However, other factors can increase sensitivity, especially protein deficiency.
I strongly recommend using only vitamin supplements that contain P-5-P or one of the vitamers. A much lower dose can be effective if P-5-P replaces pyridoxine.
There are many features of amino acid metabolism in cirrhosis that suggest that activation of dietary pyridoxine to P-5-P by liver has become inadequate, and/or that the breakdown of P-5-P is excessive.
After administration of pyridoxine there was a significant increase in the plasma PLP level over a 2- to 12-hr period, after which the concentration returned gradually toward the initial value. The area under the concentration/time curve was from 2 to 8 times smaller (P less than 0.002) in the patients with liver disease. To assess possible mechanisms of this change, 5 mg of PLP were intravenously administered to the various patient groups and the pharmacokinetics of the disposition were assessed. The initial and steady state volumes of distribution of PLP were comparable in cirrhotics and controls (P greater than 0.05), but the clearance of plasma PLP in cirrhotics was much faster (63.0 +/- 7.4 versus 31.7 +/- 2.7 ml per min, P less than 0.004).

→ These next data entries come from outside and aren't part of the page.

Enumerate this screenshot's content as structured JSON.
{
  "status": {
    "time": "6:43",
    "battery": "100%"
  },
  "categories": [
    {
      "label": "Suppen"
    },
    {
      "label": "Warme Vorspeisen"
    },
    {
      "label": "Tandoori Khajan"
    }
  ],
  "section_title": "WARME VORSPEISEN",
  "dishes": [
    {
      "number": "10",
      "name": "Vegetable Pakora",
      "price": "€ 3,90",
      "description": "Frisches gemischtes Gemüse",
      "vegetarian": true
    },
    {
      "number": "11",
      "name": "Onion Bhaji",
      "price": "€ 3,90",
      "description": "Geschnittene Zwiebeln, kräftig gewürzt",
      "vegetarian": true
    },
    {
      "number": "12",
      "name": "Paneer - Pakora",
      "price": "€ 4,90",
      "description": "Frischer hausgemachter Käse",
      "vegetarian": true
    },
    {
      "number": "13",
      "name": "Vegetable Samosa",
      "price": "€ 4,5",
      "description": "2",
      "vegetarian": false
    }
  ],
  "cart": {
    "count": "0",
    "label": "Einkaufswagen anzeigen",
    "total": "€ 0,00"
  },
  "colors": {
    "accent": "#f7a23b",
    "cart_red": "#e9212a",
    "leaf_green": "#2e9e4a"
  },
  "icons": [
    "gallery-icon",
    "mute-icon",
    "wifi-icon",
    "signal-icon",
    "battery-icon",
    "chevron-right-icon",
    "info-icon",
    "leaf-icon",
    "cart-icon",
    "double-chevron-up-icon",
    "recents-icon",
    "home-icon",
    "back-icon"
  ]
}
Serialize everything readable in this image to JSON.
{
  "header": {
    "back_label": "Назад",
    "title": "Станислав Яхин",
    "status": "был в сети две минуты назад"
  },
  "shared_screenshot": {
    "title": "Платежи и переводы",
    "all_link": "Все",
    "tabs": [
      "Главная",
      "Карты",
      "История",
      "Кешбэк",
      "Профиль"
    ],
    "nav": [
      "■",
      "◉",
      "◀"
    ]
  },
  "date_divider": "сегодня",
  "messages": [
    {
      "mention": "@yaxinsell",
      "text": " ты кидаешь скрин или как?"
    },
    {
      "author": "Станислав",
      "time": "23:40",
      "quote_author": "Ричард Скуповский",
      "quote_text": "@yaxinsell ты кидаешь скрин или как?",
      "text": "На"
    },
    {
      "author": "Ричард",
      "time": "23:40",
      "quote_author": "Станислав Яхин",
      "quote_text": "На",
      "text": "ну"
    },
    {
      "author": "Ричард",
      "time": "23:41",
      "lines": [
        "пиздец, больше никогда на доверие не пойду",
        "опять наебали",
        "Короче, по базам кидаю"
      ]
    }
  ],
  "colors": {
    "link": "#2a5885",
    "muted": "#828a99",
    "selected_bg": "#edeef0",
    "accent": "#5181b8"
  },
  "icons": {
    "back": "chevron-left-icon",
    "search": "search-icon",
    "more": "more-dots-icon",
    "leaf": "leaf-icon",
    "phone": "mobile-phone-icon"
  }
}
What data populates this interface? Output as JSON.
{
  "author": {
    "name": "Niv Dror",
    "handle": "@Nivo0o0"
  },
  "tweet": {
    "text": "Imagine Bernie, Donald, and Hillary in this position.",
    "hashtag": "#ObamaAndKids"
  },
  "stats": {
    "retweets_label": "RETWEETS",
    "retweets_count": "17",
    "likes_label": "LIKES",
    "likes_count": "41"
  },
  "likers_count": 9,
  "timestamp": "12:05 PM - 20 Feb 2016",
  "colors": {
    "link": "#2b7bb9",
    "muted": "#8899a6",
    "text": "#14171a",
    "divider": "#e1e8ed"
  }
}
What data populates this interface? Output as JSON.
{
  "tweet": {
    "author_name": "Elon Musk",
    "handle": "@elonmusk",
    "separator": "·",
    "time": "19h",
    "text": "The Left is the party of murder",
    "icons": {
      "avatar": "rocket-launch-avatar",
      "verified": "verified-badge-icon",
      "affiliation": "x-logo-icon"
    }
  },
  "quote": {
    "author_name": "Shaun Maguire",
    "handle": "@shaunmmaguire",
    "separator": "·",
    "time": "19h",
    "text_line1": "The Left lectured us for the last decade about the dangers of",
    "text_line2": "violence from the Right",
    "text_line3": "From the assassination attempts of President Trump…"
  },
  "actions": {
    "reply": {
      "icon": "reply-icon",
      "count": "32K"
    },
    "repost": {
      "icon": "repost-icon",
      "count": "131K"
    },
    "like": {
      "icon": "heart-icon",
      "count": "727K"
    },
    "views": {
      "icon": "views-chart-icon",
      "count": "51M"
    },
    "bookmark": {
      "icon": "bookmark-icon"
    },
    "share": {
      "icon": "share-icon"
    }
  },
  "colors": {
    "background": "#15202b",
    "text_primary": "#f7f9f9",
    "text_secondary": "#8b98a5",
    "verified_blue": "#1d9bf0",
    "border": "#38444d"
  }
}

Similar findings were obtained in the other liver disease subjects
From personal experience, I can testify that years of overuse of pyridoxine, especially by someone who is not eating regularly, can result in long-lasting sensory problems even if the doses taken are those normally prescribed or recommended on line. This is not an exclusive problem of the supplement industry, as most of the pyridoxine I have used has been a prescription medication.
Maybe, like DVT, it is caused by a diet too dependent on processed meat and refined carbohydrate.